The good news for equity investors, particularly if US rates remain contained, is that a soft landing looks more achievable as it will likely suffer less damage, in part due to a slower implied tightening cycle in the short term. term and a more systematic hiking trail. That said, the move likely extended beyond what is warranted by fundamentals as short cover, and FOMO was a colossal contributor to the rally below the surface. Yet investors believe that lower inflation is the only way out of the FCI loop in a constructive direction.

But it seems too early to load the stock market party wagon or back up the truck at the local gold refinery, as Fed work is likely still underway.

It was always clear that it would be easy to bring inflation down from 9-10% to 4-5%. Pushing it back to 2% could be much more complicated and require higher rates for longer. Therefore, the fight against the central bank is far from over. But for now and until some indication of inflation proves stickier than expected, the risk could continue a bit further.

*FCI is the widely followed United States Financial Conditions Index (FCI) compiled by Goldman Sachs, which takes into account borrowing costs, capital levels and exchange rates.
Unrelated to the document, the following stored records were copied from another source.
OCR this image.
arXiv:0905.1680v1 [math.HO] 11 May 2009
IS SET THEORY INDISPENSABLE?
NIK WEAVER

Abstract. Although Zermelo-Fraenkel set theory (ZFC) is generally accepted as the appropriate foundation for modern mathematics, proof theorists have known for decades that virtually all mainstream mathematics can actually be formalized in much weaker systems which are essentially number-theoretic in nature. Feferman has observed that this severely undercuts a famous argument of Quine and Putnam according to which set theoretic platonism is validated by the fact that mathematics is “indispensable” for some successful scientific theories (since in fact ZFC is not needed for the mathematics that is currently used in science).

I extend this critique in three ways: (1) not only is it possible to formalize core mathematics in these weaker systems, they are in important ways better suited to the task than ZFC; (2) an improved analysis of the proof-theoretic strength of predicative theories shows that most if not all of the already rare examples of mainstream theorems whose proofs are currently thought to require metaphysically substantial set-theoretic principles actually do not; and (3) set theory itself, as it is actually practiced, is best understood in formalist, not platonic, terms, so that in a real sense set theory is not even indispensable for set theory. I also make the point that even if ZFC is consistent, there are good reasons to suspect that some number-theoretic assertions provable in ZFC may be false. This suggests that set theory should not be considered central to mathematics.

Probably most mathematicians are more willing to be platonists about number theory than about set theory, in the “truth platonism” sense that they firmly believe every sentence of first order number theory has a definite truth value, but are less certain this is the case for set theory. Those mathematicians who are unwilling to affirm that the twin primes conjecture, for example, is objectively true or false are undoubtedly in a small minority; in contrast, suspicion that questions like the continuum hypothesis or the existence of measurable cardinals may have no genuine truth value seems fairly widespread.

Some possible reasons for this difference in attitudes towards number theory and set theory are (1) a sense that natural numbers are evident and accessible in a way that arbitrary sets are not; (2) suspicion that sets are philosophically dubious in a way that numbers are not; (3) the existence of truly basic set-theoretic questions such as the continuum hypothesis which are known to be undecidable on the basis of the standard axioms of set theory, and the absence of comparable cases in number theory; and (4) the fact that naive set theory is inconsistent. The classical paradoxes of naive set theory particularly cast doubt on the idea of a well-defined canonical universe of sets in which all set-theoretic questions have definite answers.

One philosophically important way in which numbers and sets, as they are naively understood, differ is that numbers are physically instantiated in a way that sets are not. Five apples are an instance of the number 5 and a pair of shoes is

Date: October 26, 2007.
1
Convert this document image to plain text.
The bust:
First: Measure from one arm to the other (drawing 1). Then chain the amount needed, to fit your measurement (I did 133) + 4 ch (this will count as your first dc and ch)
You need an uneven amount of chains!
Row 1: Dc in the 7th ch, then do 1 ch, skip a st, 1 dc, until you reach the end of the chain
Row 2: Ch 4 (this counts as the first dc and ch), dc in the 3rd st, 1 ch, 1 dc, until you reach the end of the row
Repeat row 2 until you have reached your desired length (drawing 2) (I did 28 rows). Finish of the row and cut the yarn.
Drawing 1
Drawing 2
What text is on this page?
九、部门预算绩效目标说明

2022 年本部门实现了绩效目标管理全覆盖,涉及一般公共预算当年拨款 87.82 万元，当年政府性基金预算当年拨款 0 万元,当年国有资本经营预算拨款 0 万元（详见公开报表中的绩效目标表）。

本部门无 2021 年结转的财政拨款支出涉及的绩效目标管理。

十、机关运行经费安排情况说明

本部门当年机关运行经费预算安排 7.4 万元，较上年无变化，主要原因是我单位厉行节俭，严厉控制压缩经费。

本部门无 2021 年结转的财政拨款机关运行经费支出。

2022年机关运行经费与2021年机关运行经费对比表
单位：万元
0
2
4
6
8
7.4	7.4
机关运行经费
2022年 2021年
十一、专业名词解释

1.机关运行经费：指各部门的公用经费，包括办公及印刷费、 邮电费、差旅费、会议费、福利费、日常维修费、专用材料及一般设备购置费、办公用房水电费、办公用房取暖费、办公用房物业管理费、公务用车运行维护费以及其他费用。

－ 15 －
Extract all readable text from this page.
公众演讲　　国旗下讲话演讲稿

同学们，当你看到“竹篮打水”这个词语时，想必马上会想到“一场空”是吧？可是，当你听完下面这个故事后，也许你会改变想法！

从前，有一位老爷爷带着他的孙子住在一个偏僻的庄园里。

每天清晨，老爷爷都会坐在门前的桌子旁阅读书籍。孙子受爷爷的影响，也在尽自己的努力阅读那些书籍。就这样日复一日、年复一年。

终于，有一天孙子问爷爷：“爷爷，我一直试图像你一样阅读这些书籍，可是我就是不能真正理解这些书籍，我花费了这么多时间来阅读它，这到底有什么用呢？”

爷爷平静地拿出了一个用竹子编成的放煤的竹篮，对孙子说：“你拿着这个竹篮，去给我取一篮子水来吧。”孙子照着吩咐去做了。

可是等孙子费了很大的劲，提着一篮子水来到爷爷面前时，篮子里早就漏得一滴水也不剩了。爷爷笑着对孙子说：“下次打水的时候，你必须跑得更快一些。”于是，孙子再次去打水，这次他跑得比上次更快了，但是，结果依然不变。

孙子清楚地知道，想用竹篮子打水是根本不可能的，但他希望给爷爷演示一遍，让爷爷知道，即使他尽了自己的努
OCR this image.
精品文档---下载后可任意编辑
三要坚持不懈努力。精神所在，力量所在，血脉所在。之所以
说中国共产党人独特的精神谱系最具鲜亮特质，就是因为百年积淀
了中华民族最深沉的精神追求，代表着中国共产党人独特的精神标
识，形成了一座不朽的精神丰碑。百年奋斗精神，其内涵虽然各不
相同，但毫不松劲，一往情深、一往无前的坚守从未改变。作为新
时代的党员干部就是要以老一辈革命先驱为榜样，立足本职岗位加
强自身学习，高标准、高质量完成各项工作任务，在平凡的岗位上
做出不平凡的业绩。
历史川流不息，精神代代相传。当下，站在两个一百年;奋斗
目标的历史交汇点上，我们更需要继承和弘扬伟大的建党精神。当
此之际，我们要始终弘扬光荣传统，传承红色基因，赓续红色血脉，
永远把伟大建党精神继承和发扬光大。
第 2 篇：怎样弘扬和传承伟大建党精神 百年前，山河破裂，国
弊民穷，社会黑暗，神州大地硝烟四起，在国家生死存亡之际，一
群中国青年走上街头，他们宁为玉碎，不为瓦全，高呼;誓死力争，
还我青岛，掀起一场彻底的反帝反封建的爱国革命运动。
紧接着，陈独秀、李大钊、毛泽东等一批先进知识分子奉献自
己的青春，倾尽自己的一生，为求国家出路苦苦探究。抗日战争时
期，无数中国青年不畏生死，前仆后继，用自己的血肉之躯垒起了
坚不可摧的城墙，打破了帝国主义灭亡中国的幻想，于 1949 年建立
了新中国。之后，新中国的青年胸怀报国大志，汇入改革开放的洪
Over the past week, signs have appeared on land indicating that Chinese authorities are preparing to roll back the zero COVID policy. This political pivot will help limit downside fears of a prolonged restrictive approach to onshore activity, but it will not eliminate the immediate demand hit by the current lockdowns.

However, reducing China’s tail growth risk, as opposed to a fundamental change there, is important for prices because it reduces damage to the economy.

And, for oil traders, those actions speak louder than words.


the beta of rising real rates has not pushed the yellow metal down significantly this year. However, gold should shine hugely with falling yields and implies that gold is well positioned to benefit from a pivot from the Fed, with prices poised to rally as real rates peak and eventually fall. weakness against the G10 currencies would be a tailwind, with gold also acting as an alternative currency/asset to the dollar.


On Friday, the dollar saw its largest two-day decline since 2008, where currencies that demonstrated high beta to US returns, particularly Asia FX, rallied strongly as the latest selloff in the dollar may s Extend a little further and the odds of a soft landing have increased on the margin, we continue to look for renewed dollar strength over the coming months, with US yields most likely resuming their ascent.


Although investors are tentatively digging into the wreckage of the crypto train, smoldering embers could reignite last week’s dumpster fire as markets still digest a series of unauthorized fund withdrawals after the bankruptcy filing from FTX, leaving investors entangled in another unregulated crypto mess.